Sociology (SOCI) 347
Contemporary Social Theory for the Twenty-First Century: The Age of Indeterminacy (Revision 1)
Sociology 347 has been designed for students who have already taken introductory courses in sociology and who are, therefore, familiar with the basic concepts, theories, and methods of the discipline.
This course provides a review of social theories that have transitioned from the late-twentieth century into the opening decades of the twenty-first century. Many of the current social theories of the twenty-first century are attempting to steer a difficult course between the grand theories and metanarratives of earlier modernism, and the relativism, pluralism, and linguistic reductionism of postmodernism. Social theory in the twenty-first century is characterized by its pluralism, reflexivity, interdisciplinarity, and by its globalism. Unlike past sociological theory, which was always closely identified with European national traditions, contemporary social theory has become more global in its scope and less Eurocentric. More than ever before, social theory has increasingly become a borderless intellectual project.
Today, contemporary social theory now allows us to view the world from diverse standpoints, including feminist and LGBTQ standpoints, Afrocentric and Indigenous standpoints, as well as intersectionality theories, all of which provide frameworks for the expression and representation of formerly marginalized and excluded minority perspectives, experiences, identities, and discourses. Poststructuralism also allows us to detect and deconstruct the androcentric, ethnocentric, and heteronormative biases, as well as the absences and silences, in our supposedly “objective” or “neutral” narratives and discourses.
The underlying premise—and the promise—of this course is that social theory has the power to provide us with the intellectual and emotional tools for a more informed observation, analysis, and empathic understanding of our private lives and of public issues. Social theory can teach us that there are multiple channels for viewing, and multiple languages for speaking about, our social world(s) and our own life experiences. In the words of the old African proverb, “Until lions have their own historians, tales of the hunt will always glorify the hunter.” In this respect, the study of contemporary social theory has an important role to play in the cultivation of an informed and enlightened citizenry. The chance to explore and experiment with diverse theoretical perspectives offers a challenge to dogmatism and intolerance, and an opportunity to learn from difference and diversity. In a word, the value of social theory may be seen in how it can enhance our social literacy by deepening our understanding of the world around us, and by empowering us to become practical theorists in our own lives.
- Part I: Theory
- Unit 1: Theory and Modernity
- Part II: History
- Unit 2: History
- Part III: Critical Modernity
- Unit 3: Critical Theory
- Part IV: Reflexive Modernity
- Unit 4: Structuration Theory
- Part V: Beyond Modernity—The Post-Theories
- Unit 5: Post-Structuralism
- Unit 6: Postmodernism
- Unit 7: Postcolonialism
- Unit 8: Post-Marxism
- Unit 9: Late Modernity
- Unit 10: Feminist Theory, Standpoint Theory, and Queer Theory
- Unit 11: Globalization
To receive credit Sociology 347, you must achieve a grade of 60 percent or better on the final examination and an overall course composite grade of at least C- (60 percent). Should you obtain less than the required grade on the final examination, or if you wish to attempt to increase your overall grade, you may write a supplemental final examination. A passing grade of 60 percent is also required for the supplemental examination.

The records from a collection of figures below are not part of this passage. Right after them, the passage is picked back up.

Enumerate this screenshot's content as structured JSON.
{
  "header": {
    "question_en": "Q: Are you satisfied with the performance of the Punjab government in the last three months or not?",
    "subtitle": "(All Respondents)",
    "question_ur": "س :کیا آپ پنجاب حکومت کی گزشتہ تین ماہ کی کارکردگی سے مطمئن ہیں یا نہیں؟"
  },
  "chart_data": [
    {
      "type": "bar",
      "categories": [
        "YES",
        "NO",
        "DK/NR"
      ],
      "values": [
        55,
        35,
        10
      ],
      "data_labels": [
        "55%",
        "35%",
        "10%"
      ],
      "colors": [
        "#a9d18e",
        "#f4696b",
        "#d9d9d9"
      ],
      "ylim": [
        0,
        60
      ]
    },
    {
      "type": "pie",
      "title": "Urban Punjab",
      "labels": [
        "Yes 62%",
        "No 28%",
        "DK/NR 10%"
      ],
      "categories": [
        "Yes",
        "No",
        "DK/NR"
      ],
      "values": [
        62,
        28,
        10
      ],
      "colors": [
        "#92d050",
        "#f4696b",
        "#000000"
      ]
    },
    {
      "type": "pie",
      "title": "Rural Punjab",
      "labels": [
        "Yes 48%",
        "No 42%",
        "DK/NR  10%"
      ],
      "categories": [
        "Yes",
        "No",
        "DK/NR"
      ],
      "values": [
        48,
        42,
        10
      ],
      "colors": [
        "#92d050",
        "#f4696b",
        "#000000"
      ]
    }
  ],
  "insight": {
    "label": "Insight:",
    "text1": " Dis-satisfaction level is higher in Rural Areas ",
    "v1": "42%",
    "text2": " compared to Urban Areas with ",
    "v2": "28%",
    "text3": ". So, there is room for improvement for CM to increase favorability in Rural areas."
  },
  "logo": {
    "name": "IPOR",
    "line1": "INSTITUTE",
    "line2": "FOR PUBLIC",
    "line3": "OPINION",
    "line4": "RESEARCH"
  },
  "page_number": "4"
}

The final examination for this course must be taken online with an AU-approved exam invigilator at an approved invigilation centre. It is your responsibility to ensure your chosen invigilation centre can accommodate online exams. For a list of invigilators who can accommodate online exams, visit the Exam Invigilation Network.
To learn more about assignments and examinations, please refer to Athabasca University's online Calendar.
Bauman, Z. (2007). Liquid times: Living in an age of uncertainty. Cambridge, UK: Polity.
A print version of the eText may be available for purchase from the publisher through a direct-to-student link provided on the course website; you can also acquire the textbook on your own if you wish.
Elliott, A. (2014). Contemporary social theory: An introduction (2nd ed.). London: Routledge.
All other course materials are available online.
Challenge for Credit Overview
The Challenge for Credit process allows you to demonstrate that you have acquired a command of the general subject matter, knowledge, intellectual and/or other skills that would normally be found in a university-level course.
Full information about Challenge for Credit can be found in the Undergraduate Calendar.
To receive credit for the SOCI 347 challenge registration, you must achieve a grade of at least C- (60 percent) on the challenge examination. The two parts of the exam must be written on the same day.
Undergraduate Challenge for Credit Course Registration Form
Athabasca University reserves the right to amend course outlines occasionally and without notice. Courses offered by other delivery methods may vary from their individualized-study counterparts.